I'm a basic program that prints the famous "Hello, world!" message to the console.
Multimodal Models
Ollama Server supports multimodal models, allowing you to interact with models like LLaVA using images:
ollama run llava "What's in this image? /Users/jmorgan/Desktop/smile.png"
Output: The image features a yellow smiley face, which is likely the central focus of the picture.
Passing Prompts as Arguments
You can pass prompts directly as command-line arguments:
ollama run llama3.2 "Summarize this file: $(cat README.md)"
Output: Ollama is a lightweight, extensible framework for building and running language models on the local machine. It provides a simple API for creating, running, and managing models, as well as a library of pre-built models that can be easily used in a variety of applications.
ollama show
Displays detailed information about a model:
ollama show llama3.2
ollama list
Lists all models currently available on your computer:
ollama list
ollama ps
Shows which models are loaded and running in Ollama Server:
ollama ps
ollama stop
Stops a running model:
ollama stop llama3.2
ollama serve
Starts the Ollama Server in the background. Useful when you want to run Ollama without the desktop application:
ollama serve
Building Ollama Server from Source
For developers looking to contribute or customize Ollama further, building from source is an option.
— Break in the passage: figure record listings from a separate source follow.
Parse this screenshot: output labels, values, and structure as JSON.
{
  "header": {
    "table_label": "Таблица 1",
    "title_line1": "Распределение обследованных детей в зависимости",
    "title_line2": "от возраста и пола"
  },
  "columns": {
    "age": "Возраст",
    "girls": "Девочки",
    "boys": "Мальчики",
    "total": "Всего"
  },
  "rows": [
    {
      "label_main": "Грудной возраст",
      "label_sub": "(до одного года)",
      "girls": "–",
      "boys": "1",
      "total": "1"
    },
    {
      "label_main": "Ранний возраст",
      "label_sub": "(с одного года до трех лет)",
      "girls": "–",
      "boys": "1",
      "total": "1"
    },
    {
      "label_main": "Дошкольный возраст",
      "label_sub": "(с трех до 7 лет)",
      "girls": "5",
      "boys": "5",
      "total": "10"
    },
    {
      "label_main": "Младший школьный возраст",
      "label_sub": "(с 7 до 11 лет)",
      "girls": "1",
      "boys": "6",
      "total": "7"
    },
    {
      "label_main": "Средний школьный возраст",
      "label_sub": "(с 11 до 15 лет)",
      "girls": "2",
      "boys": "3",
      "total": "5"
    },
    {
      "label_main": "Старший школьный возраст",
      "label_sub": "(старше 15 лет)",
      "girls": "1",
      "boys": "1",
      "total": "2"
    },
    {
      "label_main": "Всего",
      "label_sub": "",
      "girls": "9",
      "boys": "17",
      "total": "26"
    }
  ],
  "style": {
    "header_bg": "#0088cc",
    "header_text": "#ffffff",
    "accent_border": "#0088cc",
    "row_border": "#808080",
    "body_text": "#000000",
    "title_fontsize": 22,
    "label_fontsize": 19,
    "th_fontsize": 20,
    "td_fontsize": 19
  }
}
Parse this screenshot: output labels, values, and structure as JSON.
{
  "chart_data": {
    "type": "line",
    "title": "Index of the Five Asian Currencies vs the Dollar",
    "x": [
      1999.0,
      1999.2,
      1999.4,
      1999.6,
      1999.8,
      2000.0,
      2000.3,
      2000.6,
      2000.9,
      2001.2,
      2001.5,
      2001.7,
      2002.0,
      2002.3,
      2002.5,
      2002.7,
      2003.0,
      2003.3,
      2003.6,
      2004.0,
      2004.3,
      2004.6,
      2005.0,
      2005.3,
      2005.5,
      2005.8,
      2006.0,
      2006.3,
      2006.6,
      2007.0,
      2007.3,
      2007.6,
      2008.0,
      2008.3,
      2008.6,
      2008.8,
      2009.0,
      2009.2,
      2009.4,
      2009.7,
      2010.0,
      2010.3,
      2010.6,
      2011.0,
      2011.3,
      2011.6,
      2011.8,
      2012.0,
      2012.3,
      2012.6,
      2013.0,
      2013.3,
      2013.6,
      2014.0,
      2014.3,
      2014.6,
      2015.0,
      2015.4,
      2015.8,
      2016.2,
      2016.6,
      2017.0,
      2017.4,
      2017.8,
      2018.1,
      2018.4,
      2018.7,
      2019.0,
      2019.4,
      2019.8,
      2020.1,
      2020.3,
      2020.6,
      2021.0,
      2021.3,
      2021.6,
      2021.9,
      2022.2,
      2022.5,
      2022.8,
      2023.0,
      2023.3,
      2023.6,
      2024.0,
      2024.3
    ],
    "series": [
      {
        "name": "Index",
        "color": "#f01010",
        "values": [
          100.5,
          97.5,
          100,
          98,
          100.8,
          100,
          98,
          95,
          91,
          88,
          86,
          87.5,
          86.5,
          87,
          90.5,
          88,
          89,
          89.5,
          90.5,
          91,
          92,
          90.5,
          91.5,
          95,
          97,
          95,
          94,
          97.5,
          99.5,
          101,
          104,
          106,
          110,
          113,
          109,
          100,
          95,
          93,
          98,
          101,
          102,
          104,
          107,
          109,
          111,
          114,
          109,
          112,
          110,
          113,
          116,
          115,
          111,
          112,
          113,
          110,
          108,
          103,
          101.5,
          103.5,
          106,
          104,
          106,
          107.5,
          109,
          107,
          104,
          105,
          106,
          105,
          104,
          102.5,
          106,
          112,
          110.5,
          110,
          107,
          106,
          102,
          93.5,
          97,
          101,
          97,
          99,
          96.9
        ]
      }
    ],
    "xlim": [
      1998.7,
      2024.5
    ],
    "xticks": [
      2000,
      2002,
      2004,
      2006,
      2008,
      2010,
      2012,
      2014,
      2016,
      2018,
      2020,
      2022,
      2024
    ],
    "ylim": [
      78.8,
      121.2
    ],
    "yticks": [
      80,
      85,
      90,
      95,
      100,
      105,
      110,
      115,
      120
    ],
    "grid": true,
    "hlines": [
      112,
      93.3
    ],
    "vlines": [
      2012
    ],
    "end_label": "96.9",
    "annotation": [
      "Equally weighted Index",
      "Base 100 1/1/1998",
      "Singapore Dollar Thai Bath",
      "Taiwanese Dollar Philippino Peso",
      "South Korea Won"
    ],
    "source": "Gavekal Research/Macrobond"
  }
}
Refer to the developer guide for detailed instructions.
Running Local Builds
After building Ollama from source, you can start the server and run models using the local binaries:
-
Start the Server:
./ollama serve
-
Run a Model (in a separate terminal):
./ollama run llama3.2
REST API for Ollama Server
Ollama Server exposes a REST API, enabling programmatic interaction with models.
Generate a Response via API
To generate text from a model using the API, send a POST request to the /api/generate
endpoint:
curl http://localhost:11434/api/generate -d '{
"model": "llama3.2",
"prompt":"Why is the sky blue?"
}'
Chat with a Model via API
For conversational interactions, use the /api/chat
endpoint:
curl http://localhost:11434/api/chat -d '{
"model": "llama3.2",
"messages": [
{ "role": "user", "content": "why is the sky blue?" }
]
}'
Explore the complete API documentation for all available endpoints and functionalities.
Community Integrations and Ecosystem
Ollama Server benefits from a vibrant community, leading to numerous integrations across different platforms and tools:
- Web & Desktop: Various web and desktop applications are integrating with Ollama to provide user-friendly interfaces for interacting with local LLMs.
- Cloud: Integrations are emerging to deploy Ollama in cloud environments.
- Terminal: Several terminal-based tools enhance the Ollama CLI experience.
- Apple Vision Pro: Ollama is even finding its way into innovative platforms like Apple Vision Pro.
- Database: Integrations with databases are being developed for advanced data processing and analysis using LLMs.
- Package managers: Ollama’s accessibility is expanding through package manager integrations.
- Libraries: Client libraries in various programming languages simplify interaction with the Ollama API.
- Mobile: Efforts are underway to bring Ollama to mobile platforms.
- Extensions & Plugins: Ecosystem growth includes extensions and plugins for various applications and workflows.
- Supported Backends: Ollama supports multiple backends, ensuring compatibility across different hardware.
- Observability: Tools for monitoring and observing Ollama Server are being developed to enhance management and performance tuning.
Ollama Server is rapidly evolving, making it an exciting platform for anyone looking to leverage the power of large language models locally. Whether you are just starting or are an experienced AI practitioner, Ollama provides the tools and flexibility to explore the world of LLMs on your terms.